Stress-relief techniques are particularly effective in reducing jaw pain that results from clenching. Try including yoga and meditation in your daily routine so that your muscles can relax and the pain reduces.

Chewy foods and caffeine in your diet can both be contributing factors to the pain. Caffeine in the morning can cause muscle tension and avoiding this can help in the long run.

Medical Treatments

Initial medical interventions focus on non-invasive medical procedures and tools.

  1. Mouth-guards are recommended to protect your teeth against unintentional grinding or clenching, especially during the night.
  2. Muscle relaxers can be prescribed by your dentist to relieve jaw tension but research proves that this remedy is not always effective with people suffering from TMD.
  3. Botox injections are a more invasive medical treatment option that includes the use of cosmetic injections to the jaw to keep the jaw from clenching.
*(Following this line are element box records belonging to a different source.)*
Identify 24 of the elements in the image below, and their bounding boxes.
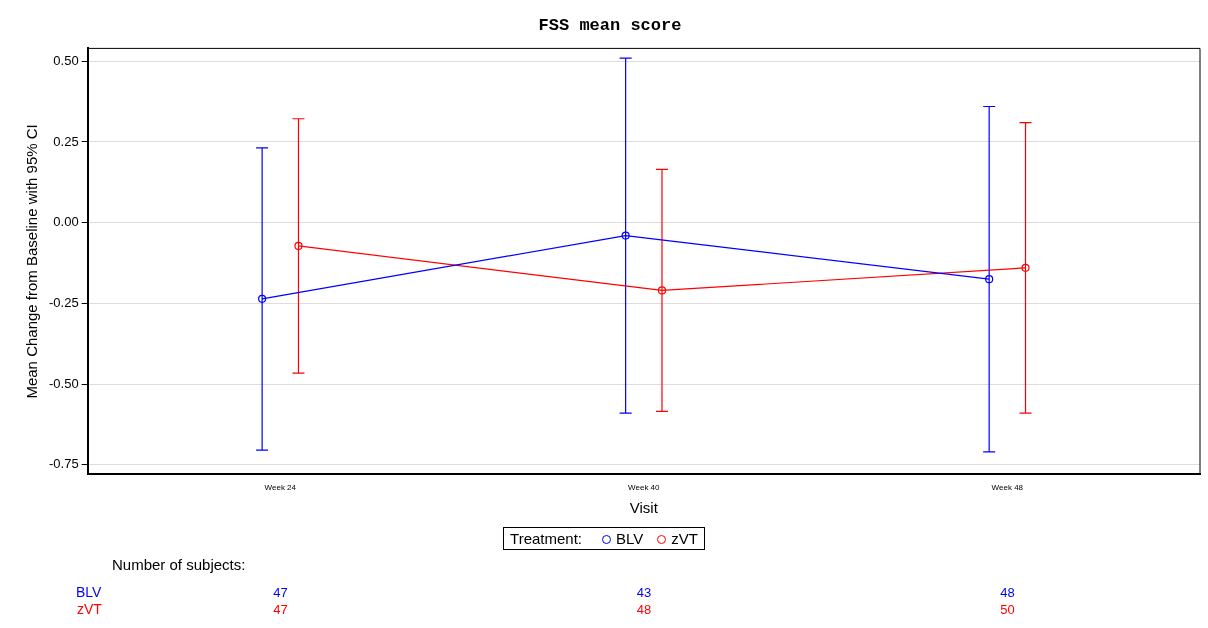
x-tick-label: Week 40 — [628, 483, 661, 493]
chart-title: FSS mean score — [538, 16, 682, 36]
text: BLV — [76, 584, 102, 600]
y-tick-label: -0.50 — [48, 375, 79, 391]
y-tick-label: 0.00 — [53, 214, 79, 230]
y-tick-label: -0.75 — [48, 456, 79, 472]
legend-title: Treatment: — [510, 530, 583, 547]
text: 50 — [1000, 602, 1015, 617]
x-tick-label: Week 48 — [991, 483, 1024, 493]
text: 43 — [636, 585, 652, 600]
x-tick-label: Week 24 — [264, 483, 297, 493]
x-axis-title: Visit — [629, 499, 659, 517]
legend-label: BLV — [616, 530, 644, 547]
y-tick-label: 0.25 — [53, 133, 79, 149]
y-tick-label: 0.50 — [53, 52, 79, 68]
text: 48 — [636, 602, 652, 617]
text: 48 — [1000, 585, 1015, 600]
text: 47 — [273, 602, 288, 617]
text: 47 — [273, 585, 288, 600]
legend-label: zVT — [671, 530, 698, 547]
text: zVT — [77, 601, 102, 617]
y-tick-label: -0.25 — [48, 294, 79, 310]
text: Number of subjects: — [112, 556, 246, 573]
y-axis-title: Mean Change from Baseline with 95% CI — [23, 124, 41, 399]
Botox has botulinum toxin that has this effect and this treatment is a relatively long-term remedy lasting for several months. A re-injection would be needed later.
  4. Jaw surgery is the last resort used only in severe conditions especially involving TMD problems. Severe pain resulting from structural abnormalities is treated using this procedure.

Jaw pain can have a number of causes ranging from severe issues like TMD to milder ones like clenching and grinding. Depending on the cause your dentist will recommend one of the many treatments and the aforementioned home remedies can help in the meantime.